Se il prog vive di fantasia, fiabeschi virtuosismi,  sonorità fantascientifiche e spettacolarità, l'estetica dei suoi interpreti non può che essere trasformista: ecco 5 figure che hanno saputo ammaliare e ipnotizzare gli spettatori.

Ian Anderson, Jethro Tull

Sangue scozzese e folta corona di ricci rossi, Ian Anderson è il paladino indiscusso del flauto. Non solo, perché con il suo ventaglio di strumenti - flauto, chitarra, bouzouki, mandolino, armonica, ma anche basso, sassofono, tastiere, violino e trombone - oltre all’immancabile voce, Anderson è un raro talento. La sua verve artistica affiora a metà degli anni Sessanta, come frontman dei Jethro Tull. E l’aura medievale incanalata nelle melodie del gruppo si traspone anche nei costumi da palcoscenico. Come un menestrello di corte o il pifferaio magico, Anderson si veste di calzamaglie bicolore e stivali stringati, su camicie e giacche di gusto rinascimentale. Ma la chicca d’eccezione affiora in quella chiamata in inglese come codepiece. Si tratta di una custodia simile alla conchiglia del rugby, che riveste il cavallo dei pantaloni – o non pantaloni nel caso di Anderson – in un accessorio indimenticabile.

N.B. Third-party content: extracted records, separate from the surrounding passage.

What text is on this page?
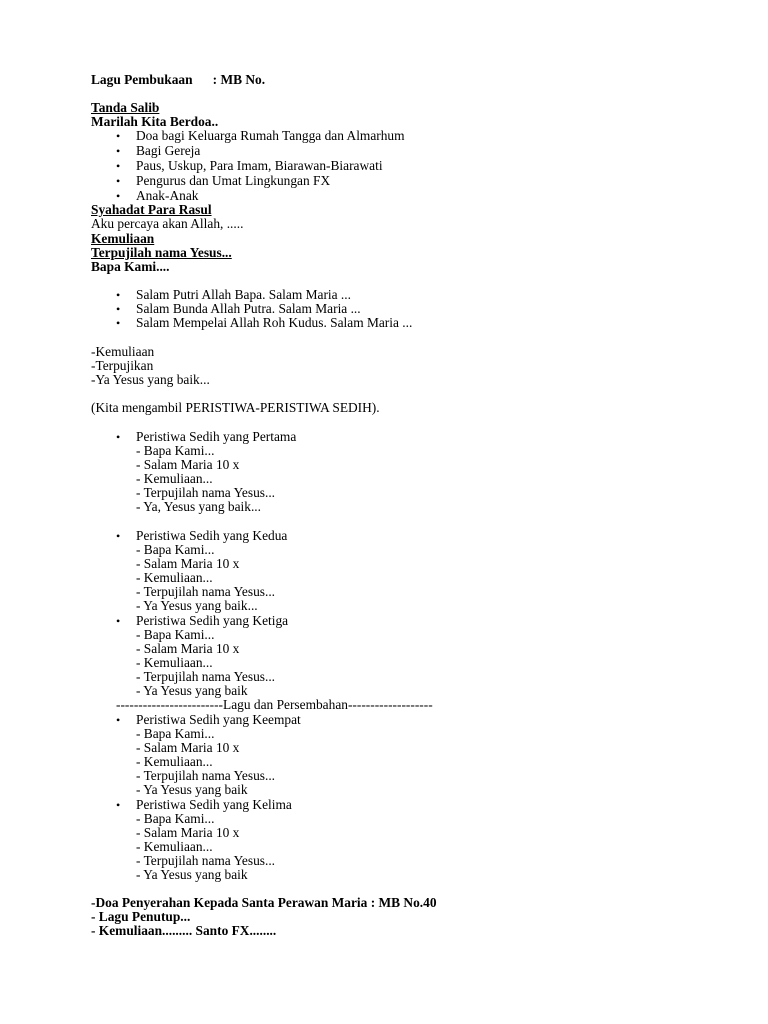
Lagu Pembukaan      : MB No.
Tanda Salib
Marilah Kita Berdoa..
• Doa bagi Keluarga Rumah Tangga dan Almarhum
• Bagi Gereja
• Paus, Uskup, Para Imam, Biarawan-Biarawati
• Pengurus dan Umat Lingkungan FX
• Anak-Anak
Syahadat Para Rasul
Aku percaya akan Allah, .....
Kemuliaan
Terpujilah nama Yesus...
Bapa Kami....
• Salam Putri Allah Bapa. Salam Maria ...
• Salam Bunda Allah Putra. Salam Maria ...
• Salam Mempelai Allah Roh Kudus. Salam Maria ...
-Kemuliaan
-Terpujikan
-Ya Yesus yang baik...
(Kita mengambil PERISTIWA-PERISTIWA SEDIH).
• Peristiwa Sedih yang Pertama
- Bapa Kami...
- Salam Maria 10 x
- Kemuliaan...
- Terpujilah nama Yesus...
- Ya, Yesus yang baik...
• Peristiwa Sedih yang Kedua
- Bapa Kami...
- Salam Maria 10 x
- Kemuliaan...
- Terpujilah nama Yesus...
- Ya Yesus yang baik...
• Peristiwa Sedih yang Ketiga
- Bapa Kami...
- Salam Maria 10 x
- Kemuliaan...
- Terpujilah nama Yesus...
- Ya Yesus yang baik
------------------------Lagu dan Persembahan-------------------
• Peristiwa Sedih yang Keempat
- Bapa Kami...
- Salam Maria 10 x
- Kemuliaan...
- Terpujilah nama Yesus...
- Ya Yesus yang baik
• Peristiwa Sedih yang Kelima
- Bapa Kami...
- Salam Maria 10 x
- Kemuliaan...
- Terpujilah nama Yesus...
- Ya Yesus yang baik
-Doa Penyerahan Kepada Santa Perawan Maria : MB No.40
- Lagu Penutup...
- Kemuliaan......... Santo FX........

Keith Emerson, Emerson, Lake & Palmer

Per il mago alle tastiere degli Emerson, Lake & Palmer, la presenza scenica è fondamentale. Così, se ai primissimi esordi i musicisti con cui suonava gli consigliavano di prendere una pastiglietta di Preludin, lui voleva che a guidarlo fossero le performance pirotecniche degli Who e di Jimi Hendrix. Anche se la sua prima ispirazione stilistica gli venne da Don Shinn, un organista del Marquee Club di Londra che si vestiva in maniera stravagante e beveva whisky da un cucchiaio. E lì scatta la scintilla per una maschera da palcoscenico sempreverde. Quella che riflette il fascino di Emerson tra giacche sfrangiate o intessute di colori abbaglianti. Uno dei suoi outfit più brillanti risale al 1970 e consta di un completo luccicante blu e verde. 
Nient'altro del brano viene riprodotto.